La seconda disposizione consente al datore di lavoro di scegliere il tipo più idoneo tra i sistemi di accesso ai posti di lavoro temporanei in quota (art. 111 comma 2); è, quindi, valorizzata la possibilità per il datore di lavoro di optare, in relazione allo stato di fatto, per un sistema piuttosto che per un altro.
Un’ulteriore disposizione prevede che il datore di lavoro possa disporre l’impiego di sistemi di accesso e di posizionamento mediante funi solamente nelle circostanze in cui risulti che l’impiego di un’altra attrezzatura di lavoro considerata più sicura non sia giustificato per la breve durata di utilizzo ovvero per caratteristiche del luogo non modificabili (art. 111 comma 4).
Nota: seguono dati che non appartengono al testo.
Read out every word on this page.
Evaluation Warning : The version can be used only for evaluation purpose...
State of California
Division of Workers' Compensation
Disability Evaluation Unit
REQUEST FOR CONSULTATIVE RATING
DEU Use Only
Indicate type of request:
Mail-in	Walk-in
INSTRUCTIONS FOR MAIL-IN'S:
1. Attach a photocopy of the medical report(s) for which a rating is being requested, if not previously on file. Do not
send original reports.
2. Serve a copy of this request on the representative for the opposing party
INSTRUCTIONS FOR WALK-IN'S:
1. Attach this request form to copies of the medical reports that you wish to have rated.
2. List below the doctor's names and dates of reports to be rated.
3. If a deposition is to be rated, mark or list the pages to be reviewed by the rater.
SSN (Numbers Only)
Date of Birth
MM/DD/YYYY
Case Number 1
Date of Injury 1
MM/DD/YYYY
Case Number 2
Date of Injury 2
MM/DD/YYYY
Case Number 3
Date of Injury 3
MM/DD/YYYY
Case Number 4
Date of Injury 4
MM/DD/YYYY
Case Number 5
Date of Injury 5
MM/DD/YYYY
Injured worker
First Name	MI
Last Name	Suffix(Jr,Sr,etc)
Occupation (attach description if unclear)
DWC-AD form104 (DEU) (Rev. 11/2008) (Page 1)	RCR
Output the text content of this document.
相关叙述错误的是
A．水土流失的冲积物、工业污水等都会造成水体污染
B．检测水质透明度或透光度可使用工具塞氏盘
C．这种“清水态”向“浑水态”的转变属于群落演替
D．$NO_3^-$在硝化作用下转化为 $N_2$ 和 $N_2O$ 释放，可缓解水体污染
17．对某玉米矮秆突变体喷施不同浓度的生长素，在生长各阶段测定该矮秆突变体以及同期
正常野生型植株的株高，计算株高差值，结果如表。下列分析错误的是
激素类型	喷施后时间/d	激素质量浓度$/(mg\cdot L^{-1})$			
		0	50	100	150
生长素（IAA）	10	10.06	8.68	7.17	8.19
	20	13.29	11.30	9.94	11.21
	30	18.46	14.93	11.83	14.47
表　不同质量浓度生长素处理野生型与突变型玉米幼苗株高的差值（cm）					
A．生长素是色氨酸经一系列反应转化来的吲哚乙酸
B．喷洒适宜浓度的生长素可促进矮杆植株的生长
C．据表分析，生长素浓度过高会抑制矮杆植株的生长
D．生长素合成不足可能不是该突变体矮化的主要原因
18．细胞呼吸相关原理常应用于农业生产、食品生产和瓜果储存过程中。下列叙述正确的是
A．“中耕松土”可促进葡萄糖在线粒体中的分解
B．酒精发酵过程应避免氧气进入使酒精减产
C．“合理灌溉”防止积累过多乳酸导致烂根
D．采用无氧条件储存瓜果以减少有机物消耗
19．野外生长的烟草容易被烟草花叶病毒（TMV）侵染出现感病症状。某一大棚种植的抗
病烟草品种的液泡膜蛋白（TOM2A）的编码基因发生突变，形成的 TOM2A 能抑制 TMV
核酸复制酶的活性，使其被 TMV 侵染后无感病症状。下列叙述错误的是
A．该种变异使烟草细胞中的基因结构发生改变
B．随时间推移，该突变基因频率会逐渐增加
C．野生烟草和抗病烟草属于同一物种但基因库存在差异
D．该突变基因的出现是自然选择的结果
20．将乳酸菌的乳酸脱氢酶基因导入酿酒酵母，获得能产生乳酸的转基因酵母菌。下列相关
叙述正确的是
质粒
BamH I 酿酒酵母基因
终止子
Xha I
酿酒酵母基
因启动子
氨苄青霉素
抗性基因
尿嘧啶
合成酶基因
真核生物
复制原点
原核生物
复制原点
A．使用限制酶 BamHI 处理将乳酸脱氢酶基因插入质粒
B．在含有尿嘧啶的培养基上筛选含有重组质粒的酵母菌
L’obbligo di minimizzare i rischi insiti nelle attrezzature scelte è stato correlato dal legislatore al sistema prescelto dal datore di lavoro e l’installazione di dispositivi di protezione contro le cadute è stato correlato a tale scelta (art. 111 comma 5). È, dunque, nell’ambito del sistema prescelto dal datore di lavoro, in ossequio a tali disposizioni, che deve essere valutata la responsabilità colposa del datore di lavoro per l’omissione di ulteriori cautele atte a minimizzare il rischio di caduta.
Dalla disposizione contenuta nell’art. 111 comma 6 si desume, altresì, che solo l’esecuzione di lavori di natura particolare può giustificare l’eliminazione temporanea di un dispositivo di protezione collettiva contro le cadute che, in ogni caso, dovrà essere immediatamente ripristinato una volta terminato il lavoro di natura particolare.
Seguendo il percorso indicato dal legislatore, compito del giudice di merito è, dunque, in primo luogo, stabilire quale sia la misura di protezione scelta nel caso concreto dal datore di lavoro, onde verificare se in tale scelta il datore si fosse attenuto ai criteri indicati dalla norma la cui violazione gli è contestata.
In secondo luogo, è compito del giudice di merito verificare se, in relazione al tipo di sistema di protezione prescelto e alle attrezzature adottate, il datore abbia correttamente individuato e fornito gli strumenti idonei a minimizzare i rischi per i lavoratori contro le cadute.